Get essential financial tasks completed while on the move. You do not need to be in the office. Make sure your systems allow you to approve invoices while working remotely from home, or at outside meetings and so forth.
Integration with the internet will allow you to use your tablet or mobile phone.
5. Block the Cracks
This is all about good communication systems. Invoice queries can fall between the cracks and be left behind as someone else thinks another person is dealing with it.
You need a communication system that will allow you to collaborate and deal with queries in real time.
6. Create the Right Channels
It is unrealistic to expect that all invoices will be paid perfectly on time. Some will be late. When that happens, make sure you have already created the right channel to escalate those queries and payments within the financial team.
Even though the payment may be late, you will be doing much by way of damage control. Get your channel right and you will still have a happy supplier.

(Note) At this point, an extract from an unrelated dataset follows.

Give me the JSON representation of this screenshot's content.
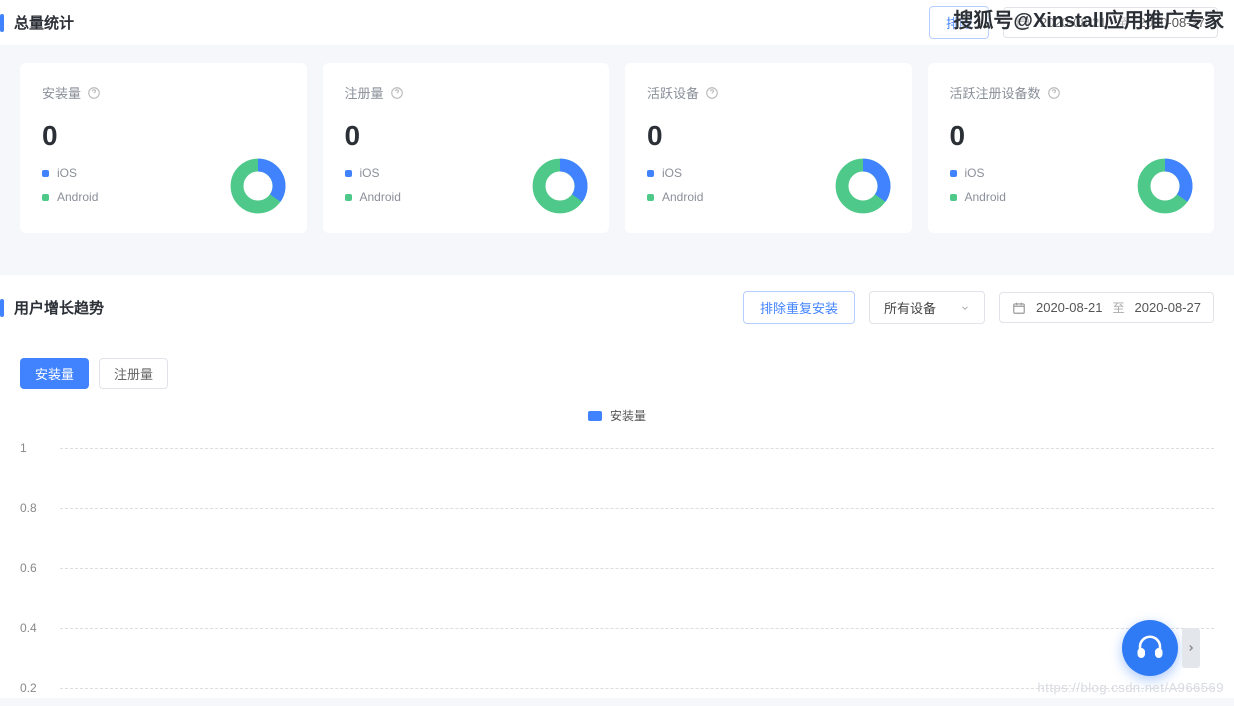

7. Organize Your Suppliers
The payment terms of your suppliers will be different. Make sure you know what those differences are and use that information to ensure you correctly prioritize how you respond to them.
You may want to organize all your suppliers with high late payment penalties together so they can receive top priority.
Good Business – Good for Everyone
In this article, you have read about the negative consequences late payments have on your suppliers. You have also learned how to improve the speed and efficiency of your financial systems so as to avoid payment to suppliers that are late.